Based on this "effort project," Hemsley says CHE learned that inadequate emphasis had been placed on compliance as an operational responsibility of managers beyond senior management and the compliance department.
The second lesson concerned the misapplication of resources, both in terms of hard dollars and manpower devoted to compliance program development. Hemsley maintains that, aside from the policies and procedures derived from the compliance program itself, few resources are invested in the real heart of compliance, which he says is monitoring and auditing. In short, while organizations are able to identify problems and take remedial action, proactive activity was lacking.
"If we were to do it over again in terms of making our programs more effective earlier, it would be focused on those two areas," says Hemsley.
Going forward, he says CHE plans to focus on monitoring and auditing. Beginning with the essential processes the government wants to see, Hemsley says CHE now is positioned to develop a realistic baseline and standards such as an acceptable error rate and percentage of repayments.

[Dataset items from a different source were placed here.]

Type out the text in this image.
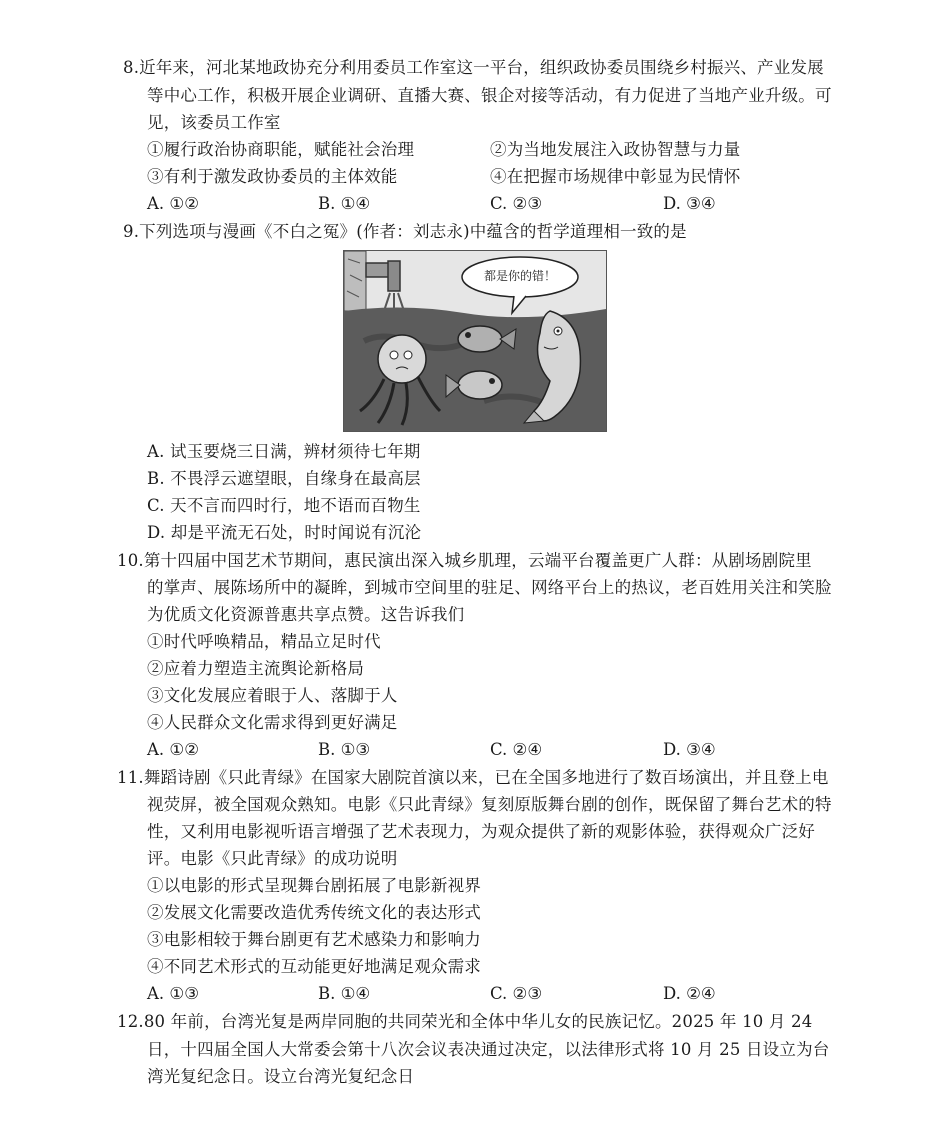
8.近年来，河北某地政协充分利用委员工作室这一平台，组织政协委员围绕乡村振兴、产业发展
等中心工作，积极开展企业调研、直播大赛、银企对接等活动，有力促进了当地产业升级。可
见，该委员工作室
①履行政治协商职能，赋能社会治理	②为当地发展注入政协智慧与力量
③有利于激发政协委员的主体效能	④在把握市场规律中彰显为民情怀
A. ①②	B. ①④	C. ②③	D. ③④
9.下列选项与漫画《不白之冤》(作者：刘志永)中蕴含的哲学道理相一致的是
都是你的错！
A. 试玉要烧三日满，辨材须待七年期
B. 不畏浮云遮望眼，自缘身在最高层
C. 天不言而四时行，地不语而百物生
D. 却是平流无石处，时时闻说有沉沦
10.第十四届中国艺术节期间，惠民演出深入城乡肌理，云端平台覆盖更广人群：从剧场剧院里
的掌声、展陈场所中的凝眸，到城市空间里的驻足、网络平台上的热议，老百姓用关注和笑脸
为优质文化资源普惠共享点赞。这告诉我们
①时代呼唤精品，精品立足时代
②应着力塑造主流舆论新格局
③文化发展应着眼于人、落脚于人
④人民群众文化需求得到更好满足
A. ①②	B. ①③	C. ②④	D. ③④
11.舞蹈诗剧《只此青绿》在国家大剧院首演以来，已在全国多地进行了数百场演出，并且登上电
视荧屏，被全国观众熟知。电影《只此青绿》复刻原版舞台剧的创作，既保留了舞台艺术的特
性，又利用电影视听语言增强了艺术表现力，为观众提供了新的观影体验，获得观众广泛好
评。电影《只此青绿》的成功说明
①以电影的形式呈现舞台剧拓展了电影新视界
②发展文化需要改造优秀传统文化的表达形式
③电影相较于舞台剧更有艺术感染力和影响力
④不同艺术形式的互动能更好地满足观众需求
A. ①③	B. ①④	C. ②③	D. ②④
12.80 年前，台湾光复是两岸同胞的共同荣光和全体中华儿女的民族记忆。2025 年 10 月 24
日，十四届全国人大常委会第十八次会议表决通过决定，以法律形式将 10 月 25 日设立为台
湾光复纪念日。设立台湾光复纪念日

Donald Koenig, compliance officer with Catholic Healthcare Partners (CHP) in Cincinnati, says the major difference his system has with CHE is that it was a target of the government’s Operation Bad Bundle, which meant that its development process was dictated largely by settlement agreements and corporate integrity agreements (CIAs).
In 1998, CHP decided to use three simultaneous parallel tracks that included a systemwide education and orientation program to educate its 40,000-plus employees and ensure effective oversight of its CIAs.
Last year, CHP began internal discussions about how to measure the effectiveness of these efforts.
The plan that was developed included indicators to the Federal Sentencing Guidelines and OIG criteria, criteria related to the system’s CIAs, and measures that already were being collected by the system for other purposes.
After developing 20 possible standards, the system settled on 10 that are measured by regional corporate responsibility officers (CROs) and their committees and reported at the system level semiannually.
The following 10 measures then are weighed against the system benchmark that was established after reviewing industry standards, peer performance, guidance from fiscal intermediaries, and peer review organizations:
- Outpatient coding accuracy;
- Lab disease panel billing accuracy;
- Percent of bills denied;
- Percent of credit balances repaid in 30 days;
- Percent of name checks completed;
- Percent of associates trained in corporate responsibility program (CRP);
- Percent of associates identifying CRP resources;
- Percent of department associates;
- Percent of repayments within 30 days of quantification;
- Percent of integrity agreement due dates met.
Koenig reports that a much more detailed breakout is completed for each region for regional committees to review and comment on.
He adds that the system-level board also looks at average scores tracked and trended over time to determine trends and help focus resources and attention.